I concluded that in fact sex is quite like chicken:

  • It can be really flavorful and almost embarassingly juicy, or it can be dry and tasteless.
  • Even though it really tastes good and almost everyone likes it, it can totally turn into the boring, expected default “we’re having chicken again,” as a substitute for something more inventive.  
  • It can be prepared endless ways.  There are whole books describing hundreds of ways to make chicken.  But I think most people spend their entire lives doing it the same two or three ways and only try it, say, Polynesian Style, on their honeymoon when they’re travelling, or when they go out for their anniversary.
  • The kind you get on your wedding night is generally not the best kind you ever had.
  • Some people like it bone-in; others prefer it boneless.
  • Some people like it when it’s free-range and organic and has a really sharp, distinctive, meaty taste.  Other people want it to be as bland as possible and not really have to think about the fact that it’s flesh.  Chicken is so diverse that all of these people can be made happy.
  • You can identify the kosher version because a tip of it is cut off.
  • When you buy it on the cheap, it is full of chemicals.
  • AND, when you ask a real cooking maven how to tell if someone is a good cook, they will say that the best cook in the world makes a simple, plain roasted chicken that is transcendant.

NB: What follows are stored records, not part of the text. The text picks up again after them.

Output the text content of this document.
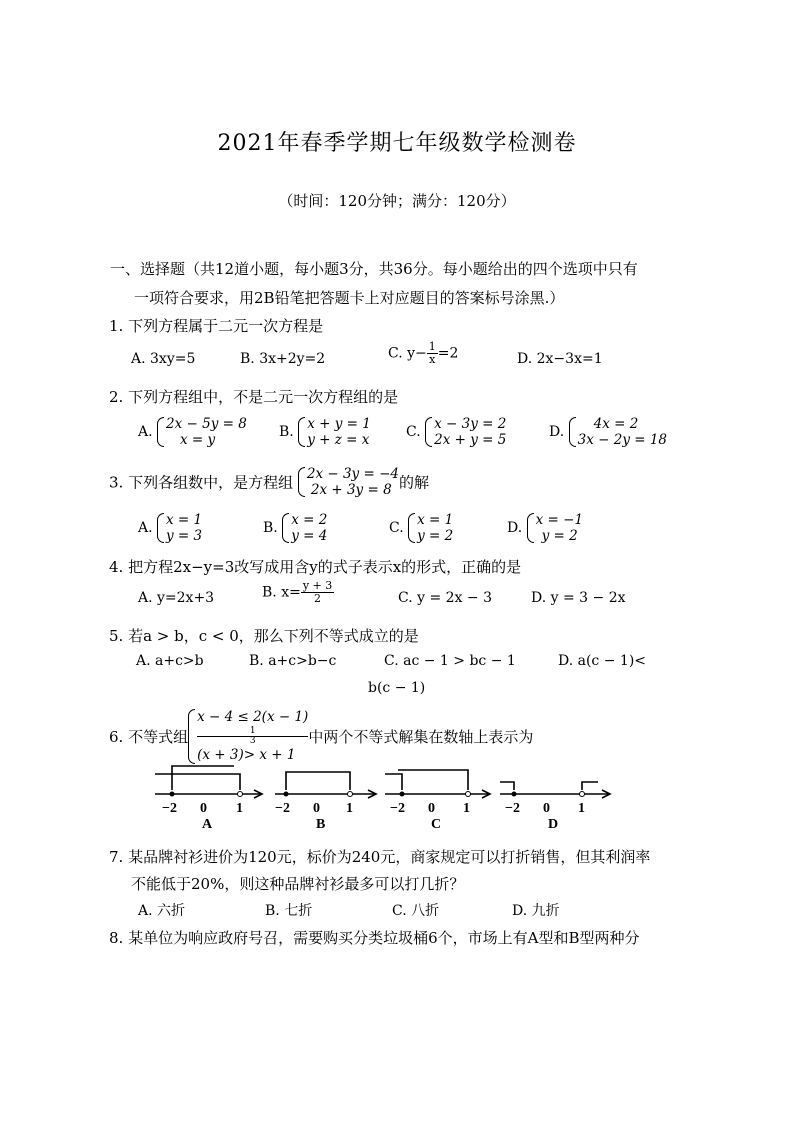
2021年春季学期七年级数学检测卷
（时间：120分钟；满分：120分）
一、选择题（共12道小题，每小题3分，共36分。每小题给出的四个选项中只有
一项符合要求，用2B铅笔把答题卡上对应题目的答案标号涂黑.）
1. 下列方程属于二元一次方程是
A. 3xy=5	B. 3x+2y=2	C. $y- \frac{1}{x} =2$	D. 2x−3x=1
2. 下列方程组中，不是二元一次方程组的是
A. 2x − 5y = 8
x = y	B. x + y = 1
y + z = x	C. x − 3y = 2
2x + y = 5	D.	4x = 2
3x − 2y = 18
3. 下列各组数中，是方程组 2x − 3y = −4
2x + 3y = 8 的解
A. x = 1
y = 3	B. x = 2
y = 4	C. x = 1
y = 2	D. x = −1
y = 2
4. 把方程2x−y=3改写成用含y的式子表示x的形式，正确的是
A. y=2x+3	B. $x= \frac{y + 3}{2}$	C. y = 2x − 3	D. y = 3 − 2x
5. 若a > b，c < 0，那么下列不等式成立的是
A. a+c>b	B. a+c>b−c	C. ac − 1 > bc − 1	D. a(c − 1)<
b(c − 1)
6. 不等式组
x − 4 ≤ 2(x − 1)
1
3
(x + 3)> x + 1
中两个不等式解集在数轴上表示为
−2 0 1 −2 0 1	−2 0 1	−2 0 1
A	B	C	D
7. 某品牌衬衫进价为120元，标价为240元，商家规定可以打折销售，但其利润率
不能低于20%，则这种品牌衬衫最多可以打几折？
A. 六折	B. 七折	C. 八折	D. 九折
8. 某单位为响应政府号召，需要购买分类垃圾桶6个，市场上有A型和B型两种分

On the other hand, chicken is unlike sex in that you don’t have to do the whole eww-y salmonella-preventing handwashing thing after touching it raw.

 By the time the final version of my essay was written, I’d written the words “vibrating cock ring” so many times that they ceased to be shocking.  I had told versions of the cock ring story to many of my friends and a group of us started jokingly referring to it as a “VCR.” In fact, by the end of the revision, it was hard to remember what had been outre about it to begin with.

At one point, I confessed to my editor that I was worried that I sounded like a big rube, and that no one would get what had shocked me about the cock ring anyway (she laughed and said she didn’t think so, and she was right). 

Here is what I conclude from this:

1.  You can get desensitized to a word by using it.  That word could be “cock ring” or it could be something pertaining more directly to motherhood like, “breast-milk” or “breast” or “nipple” or “poop” or even “Mom” – all of which are words I’ve seen people flinch at in the early days. 

2.  You get desensitized to the idea that something is outrageous when you get familiar with it.  This could be a change in your sex life.  Or it could be the very idea that your sex life changes over time.  Or it could be something much more mundane, like the initially outrageous idea of a baby sleeping in your room, or milk in your breasts, or a pump that removes the milk, or that you’ll cope patiently with colic, diapers, tantrums, or the notion that you’ll survive not having time to blow your hair dry or get to the gym every day.  Familiarity makes things seem not strange anymore.

3.  Talking to other people makes even weird, crazy things seem a lot less weird and crazy. This is also a kind of desensitization.  I think it’s desensitization to your own ego, and its so important.

But no, I don’t think that a sex toy is going to desensitize you to sex if you liked sex in the first place.